Friday, February 2, 2018

Young infants expect an unfamiliar adult to comfort a crying baby: Evidence from a standard violation-of-expectation task and a novel infant-triggered-video task

Young infants expect an unfamiliar adult to comfort a crying baby: Evidence from a standard violation-of-expectation task and a novel infant-triggered-video task. Kyong-sunJin  et al. Cognitive Psychology, Volume 102, May 2018, Pages 1-20. https://doi.org/10.1016/j.cogpsych.2017.12.004

Highlights
•    We examined whether young infants would expect an adult to comfort a crying baby.
•    12- and 4-mo-olds showed this expectation in a standard violation-of-expectation task.
•    8-mo-olds showed this expectation in a new forced-choice infant-triggered-video task.
•    Expectations about comforting actions are already present early in life.
•    Our findings constrain theoretical accounts of early prosociality and morality.

Abstract: Do infants expect individuals to act prosocially toward others in need, at least in some contexts? Very few such expectations have been uncovered to date.

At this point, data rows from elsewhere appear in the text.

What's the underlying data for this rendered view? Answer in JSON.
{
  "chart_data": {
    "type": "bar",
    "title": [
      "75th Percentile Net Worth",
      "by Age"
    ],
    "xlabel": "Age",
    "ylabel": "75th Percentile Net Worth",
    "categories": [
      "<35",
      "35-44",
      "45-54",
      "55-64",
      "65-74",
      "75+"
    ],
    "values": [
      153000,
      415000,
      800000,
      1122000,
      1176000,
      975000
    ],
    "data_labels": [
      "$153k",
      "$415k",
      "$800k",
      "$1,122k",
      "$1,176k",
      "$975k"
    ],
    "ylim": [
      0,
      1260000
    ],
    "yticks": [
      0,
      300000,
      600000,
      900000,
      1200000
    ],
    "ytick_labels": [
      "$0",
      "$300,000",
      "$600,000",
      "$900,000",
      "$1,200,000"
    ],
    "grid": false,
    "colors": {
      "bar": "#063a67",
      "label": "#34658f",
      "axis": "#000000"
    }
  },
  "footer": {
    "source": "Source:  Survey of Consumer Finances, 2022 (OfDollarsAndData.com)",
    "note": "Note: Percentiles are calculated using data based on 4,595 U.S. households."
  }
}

In three experiments, we examined whether infants would expect an adult alone in a scene with a crying baby to attempt to comfort the baby. In the first two experiments, 12- and 4-month-olds were tested using the standard violation-of-expectation method. Infants saw videotaped events in which a woman was performing a household chore when a baby nearby began to cry; the woman either comforted (comfort event) or ignored (ignore event) the baby. Infants looked significantly longer at the ignore than at the comfort event, and this effect was eliminated if the baby laughed instead of cried. In the third experiment, 8-month-olds were tested using a novel forced-choice violation-of-expectation method, the infant-triggered-video method. Infants faced two computer monitors and were first shown that touching the monitors triggered events: One monitor presented the comfort event and the other monitor presented the ignore event. Infants then chose which event they wanted to watch again by touching the corresponding monitor. Infants significantly chose the ignore over the comfort event, and this effect was eliminated if the baby laughed. Thus, across ages and methods, infants provided converging evidence that they expected the adult to comfort the crying baby. These results indicate that expectations about individuals’ actions toward others in need are already present in the first year of life, and, as such, they constrain theoretical accounts of early prosociality and morality.